Criticato dalla borghesia e dai pacifisti neri e invece osannato dai movimenti di lotta come le Pantere Nere, il film, pur se con buoni intenti, non manca di alcuni tipici stereotipi legati all’afroamericano e alla sua realtà. Prime fra tutte la rappresentazione del maschio antieroe negativo violento e sessualmente iperdotato e il ghetto caratterizzato da uno stile di vita basso e degradante, limbo sociale da una ristretta prospettiva di vita basata su leggi non scritte di prevaricazione e violenza. Nonostante questo e grazie a un’accurata auto-distribuzione che – come il pioniere dei race films Oscar Micheaux – vede lo stesso regista portare le copie da una sala all’altra di città in città incassando la propria percentuale a proiezione finita, Sweetback incassa circa 15 milioni di dollari. Una cifra sorprendente per un film afroamericano indipendente, che consacra autore, stile e tematiche portandole all’attenzione dell’industria hollywoodiana al tempo in grave crisi, che trova proprio in quel cinema a basso costo e destinato a un pubblico nero e tendenzialmente di estrazione bassa una via di rilancio economico.

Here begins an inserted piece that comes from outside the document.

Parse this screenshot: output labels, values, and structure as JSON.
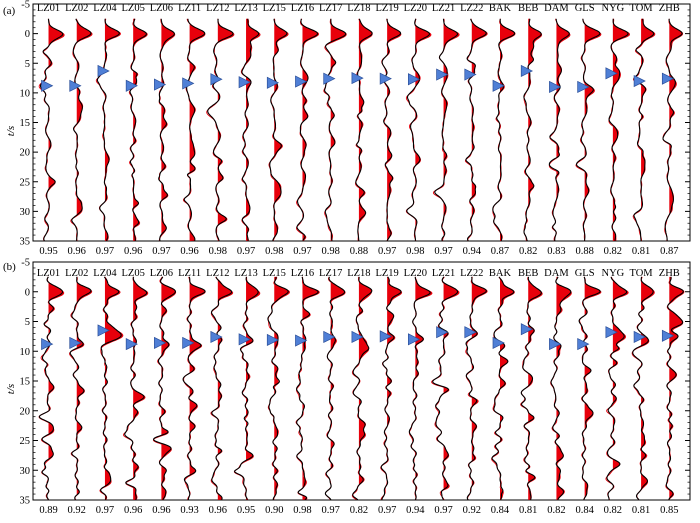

Nasce così la Blaxploitation, da black (nero) ed exploitation (sfruttamento), film di tipo indipendente ma finanziati da Hollywood, scritti e girati da autori e registi bianchi e neri che al ritmo funky delle colonne sonore epicizzano il degrado e la violenza dei quartieri afroamericani più poveri, facendone scenari ideali di avventurose storie di criminalità mirate a intrattenere prevalentemente gli spettatori provenienti da quel medesimo contesto etnico-sociale.

Stili, temi e personaggi

Shaft il detective (Gordon Parks, 1971) e Superfly (Gordon Parks jr., 1972) inaugurano i due filoni principali di questa produzione: quello dei superdetective, un misto tra James Bond, Marlowe e l’ispettore Callaghan che si muove in costante bilico tra legalità e illegalità, protagonisti di Pupe calde e mafia nera (Ossie Davis, 1970), Detective G (Ivan Dixon, 1972), Black Gunn (Robert Hartford-Davis, 1972) o Rubare alla mafia è un suicidio (Barry Shear, 1972), e quello degli spacciatori/papponi, che ostentano un lusso pacchiano muovendosi in un contesto di parassitismo e prostituzione, come Black Cesar, il padrino nero (Larry Cohen, 1973), The Mack – Il marciapiede della violenza (Michael Campus, 1973) e Disco Godfather (J. Robert Wagoner, 1979).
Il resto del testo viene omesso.